In un esperimento, la maggioranza dei partecipanti ha percepito attacchi ipotetici come più minacciosi in Romania e Albania, paesi a maggioranza bianca, rispetto agli attacchi in Zambia e Guinea, paesi a maggioranza non bianca.
"Quando si verifica un attacco terroristico, le persone valutano la minaccia che ne percepiscono in base all'affinità che sentono nei confronti delle vittime e a quanto sembrino loro simili, " Webb ha detto. "Dopo Parigi e Bruxelles nel 2016, le persone, soprattutto negli Stati Uniti, sembrava dire, 'Potrebbe succedere qui.'"
Evidenzia questa idea che la paura e l'indignazione del pubblico per gli attacchi terroristici sono guidate in gran parte dall'identità e non dalla violenza stessa.
"Ci siamo concentrati su diverse determinanti dell'atteggiamento pubblico nei confronti del terrorismo, nello specifico stuzzicare il "gap empatico" in termini di risposte differenziate alla violenza, " ha detto Avdan.
Le loro scoperte sembrano un po' desolate, Webb ha detto, ma potrebbero esserci implicazioni pratiche.
"Se qualcosa potesse essere utile riguardo ai risultati, si spera che induca le persone a essere più consapevoli nel modo in cui stanno elaborando le notizie sugli attacchi terroristici, " ha detto Webb.

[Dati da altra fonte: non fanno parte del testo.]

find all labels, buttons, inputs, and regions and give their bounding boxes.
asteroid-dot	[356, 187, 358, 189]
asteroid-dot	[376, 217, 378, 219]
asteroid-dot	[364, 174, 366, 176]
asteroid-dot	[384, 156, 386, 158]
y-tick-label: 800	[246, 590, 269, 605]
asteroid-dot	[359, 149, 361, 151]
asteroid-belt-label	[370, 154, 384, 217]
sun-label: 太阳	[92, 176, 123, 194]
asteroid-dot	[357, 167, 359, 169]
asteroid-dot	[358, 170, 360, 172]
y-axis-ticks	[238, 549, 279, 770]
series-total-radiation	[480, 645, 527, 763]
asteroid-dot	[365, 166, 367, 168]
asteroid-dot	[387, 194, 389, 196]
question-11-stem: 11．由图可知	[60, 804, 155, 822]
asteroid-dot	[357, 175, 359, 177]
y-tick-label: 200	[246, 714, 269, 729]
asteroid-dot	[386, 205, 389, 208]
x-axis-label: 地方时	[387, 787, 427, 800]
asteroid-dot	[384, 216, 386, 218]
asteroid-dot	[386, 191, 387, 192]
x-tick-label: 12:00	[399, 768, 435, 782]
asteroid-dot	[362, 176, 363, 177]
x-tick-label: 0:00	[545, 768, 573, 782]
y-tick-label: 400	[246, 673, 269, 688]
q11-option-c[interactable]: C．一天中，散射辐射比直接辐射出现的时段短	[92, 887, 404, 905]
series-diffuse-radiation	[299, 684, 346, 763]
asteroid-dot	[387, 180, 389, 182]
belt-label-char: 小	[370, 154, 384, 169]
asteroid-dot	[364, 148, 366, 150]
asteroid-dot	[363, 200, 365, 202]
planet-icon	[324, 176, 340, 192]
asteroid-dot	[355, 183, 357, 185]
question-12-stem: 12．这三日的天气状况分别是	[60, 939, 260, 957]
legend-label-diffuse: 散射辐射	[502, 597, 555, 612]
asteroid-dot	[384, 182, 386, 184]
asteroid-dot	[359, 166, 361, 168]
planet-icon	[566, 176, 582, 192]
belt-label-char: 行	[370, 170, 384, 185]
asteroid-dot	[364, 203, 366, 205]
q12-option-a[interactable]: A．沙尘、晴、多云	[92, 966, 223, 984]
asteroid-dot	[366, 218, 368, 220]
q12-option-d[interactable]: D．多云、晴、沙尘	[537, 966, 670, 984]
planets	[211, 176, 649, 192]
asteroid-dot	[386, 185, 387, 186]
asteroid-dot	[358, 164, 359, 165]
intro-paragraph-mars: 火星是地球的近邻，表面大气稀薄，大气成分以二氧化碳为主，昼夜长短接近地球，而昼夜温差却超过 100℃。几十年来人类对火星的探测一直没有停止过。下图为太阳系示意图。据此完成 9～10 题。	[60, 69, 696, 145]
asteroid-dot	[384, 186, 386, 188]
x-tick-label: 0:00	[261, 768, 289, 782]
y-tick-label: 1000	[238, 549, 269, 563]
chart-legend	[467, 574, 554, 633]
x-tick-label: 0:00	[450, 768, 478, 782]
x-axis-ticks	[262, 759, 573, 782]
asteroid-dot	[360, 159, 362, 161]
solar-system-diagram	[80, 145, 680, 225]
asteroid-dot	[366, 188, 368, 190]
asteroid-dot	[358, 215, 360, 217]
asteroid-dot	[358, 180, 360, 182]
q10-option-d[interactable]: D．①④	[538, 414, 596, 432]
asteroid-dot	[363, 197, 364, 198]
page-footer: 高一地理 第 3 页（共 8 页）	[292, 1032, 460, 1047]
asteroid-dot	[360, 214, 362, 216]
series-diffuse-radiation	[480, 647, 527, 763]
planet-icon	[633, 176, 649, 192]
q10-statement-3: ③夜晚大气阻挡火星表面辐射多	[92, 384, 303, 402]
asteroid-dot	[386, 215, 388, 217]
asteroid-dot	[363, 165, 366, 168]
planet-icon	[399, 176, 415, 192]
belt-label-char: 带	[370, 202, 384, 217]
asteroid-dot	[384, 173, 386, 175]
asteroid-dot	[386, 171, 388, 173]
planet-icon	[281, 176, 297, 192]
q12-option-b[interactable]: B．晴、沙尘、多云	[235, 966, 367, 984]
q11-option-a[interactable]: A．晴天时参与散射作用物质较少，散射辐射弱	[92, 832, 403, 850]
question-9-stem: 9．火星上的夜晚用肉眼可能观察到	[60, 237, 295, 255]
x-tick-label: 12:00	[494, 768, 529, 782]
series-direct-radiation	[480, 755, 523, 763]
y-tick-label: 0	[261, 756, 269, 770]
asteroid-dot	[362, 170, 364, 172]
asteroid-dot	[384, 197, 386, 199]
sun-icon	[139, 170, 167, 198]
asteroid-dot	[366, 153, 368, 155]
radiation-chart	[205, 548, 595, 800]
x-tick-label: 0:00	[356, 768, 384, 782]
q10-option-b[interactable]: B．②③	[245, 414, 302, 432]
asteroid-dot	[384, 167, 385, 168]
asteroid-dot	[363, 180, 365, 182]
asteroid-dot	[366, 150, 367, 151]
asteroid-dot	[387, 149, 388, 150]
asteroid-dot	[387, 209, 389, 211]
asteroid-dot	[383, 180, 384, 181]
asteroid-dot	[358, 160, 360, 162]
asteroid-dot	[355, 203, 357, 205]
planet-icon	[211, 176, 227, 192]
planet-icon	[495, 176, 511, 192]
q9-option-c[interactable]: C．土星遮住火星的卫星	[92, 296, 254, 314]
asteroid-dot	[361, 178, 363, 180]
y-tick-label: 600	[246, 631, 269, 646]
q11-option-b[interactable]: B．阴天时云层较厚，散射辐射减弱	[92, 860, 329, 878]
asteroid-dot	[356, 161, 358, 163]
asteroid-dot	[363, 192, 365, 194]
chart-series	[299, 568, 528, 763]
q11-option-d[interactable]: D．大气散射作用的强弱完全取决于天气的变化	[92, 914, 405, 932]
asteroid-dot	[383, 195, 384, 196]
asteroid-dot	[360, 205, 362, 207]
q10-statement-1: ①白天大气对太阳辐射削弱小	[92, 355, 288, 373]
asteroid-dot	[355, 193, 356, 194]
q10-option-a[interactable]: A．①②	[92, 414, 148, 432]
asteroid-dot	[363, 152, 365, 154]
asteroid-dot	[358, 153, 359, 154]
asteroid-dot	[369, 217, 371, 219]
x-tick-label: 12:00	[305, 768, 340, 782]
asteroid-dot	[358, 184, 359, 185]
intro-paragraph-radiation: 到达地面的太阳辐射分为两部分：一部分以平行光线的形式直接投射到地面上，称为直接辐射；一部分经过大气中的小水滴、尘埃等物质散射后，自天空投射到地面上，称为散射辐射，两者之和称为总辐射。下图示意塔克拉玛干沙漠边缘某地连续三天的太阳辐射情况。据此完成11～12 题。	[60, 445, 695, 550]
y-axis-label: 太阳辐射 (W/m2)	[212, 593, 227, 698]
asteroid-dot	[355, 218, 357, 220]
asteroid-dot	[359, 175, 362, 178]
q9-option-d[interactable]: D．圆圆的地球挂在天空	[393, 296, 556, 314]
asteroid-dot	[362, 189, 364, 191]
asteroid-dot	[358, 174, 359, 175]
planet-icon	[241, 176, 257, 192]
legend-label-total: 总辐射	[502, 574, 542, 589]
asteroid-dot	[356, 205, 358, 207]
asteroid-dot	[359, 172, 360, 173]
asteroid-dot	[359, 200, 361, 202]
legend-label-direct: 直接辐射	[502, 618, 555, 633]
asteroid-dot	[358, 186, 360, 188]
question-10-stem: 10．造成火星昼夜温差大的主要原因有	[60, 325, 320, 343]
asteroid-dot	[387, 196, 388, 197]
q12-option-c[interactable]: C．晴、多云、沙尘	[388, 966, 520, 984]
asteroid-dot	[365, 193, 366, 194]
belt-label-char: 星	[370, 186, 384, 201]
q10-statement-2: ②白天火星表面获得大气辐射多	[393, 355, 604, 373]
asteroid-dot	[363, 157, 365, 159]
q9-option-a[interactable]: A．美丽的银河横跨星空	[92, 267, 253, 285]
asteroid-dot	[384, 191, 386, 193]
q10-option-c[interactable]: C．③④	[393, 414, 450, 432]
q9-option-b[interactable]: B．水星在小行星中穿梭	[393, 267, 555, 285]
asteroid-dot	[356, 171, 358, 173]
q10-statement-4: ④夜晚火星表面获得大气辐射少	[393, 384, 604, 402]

Ci sono anche esempi di modi per sfondare questa linea di base apparente sulla violenza e sulla guerra, Egli ha detto, soprattutto se le immagini emergono dagli attacchi e magari diventano virali sui telegiornali o sui social, come la foto del 2016 di Omran Daqneesh, 5 anni, che è stato salvato dopo un bombardamento ad Aleppo, Siria, in mezzo alla guerra civile in corso lì. Le foto e la copertura delle notizie hanno suscitato forti appelli sui social media e tra i membri dei media affinché i politici e i candidati presidenziali statunitensi cercassero di mediare la pace in Siria.
"Puoi romperlo, e queste immagini finiscono per giocare un ruolo importante in questo, " Webb ha detto. "In assenza di shock come quello di questo tipo di sofferenza umana che è esposta alle persone, allora le persone passeranno le loro giornate e probabilmente lo ignoreranno, a meno che non accada nelle comunità che percepiscono come proprie».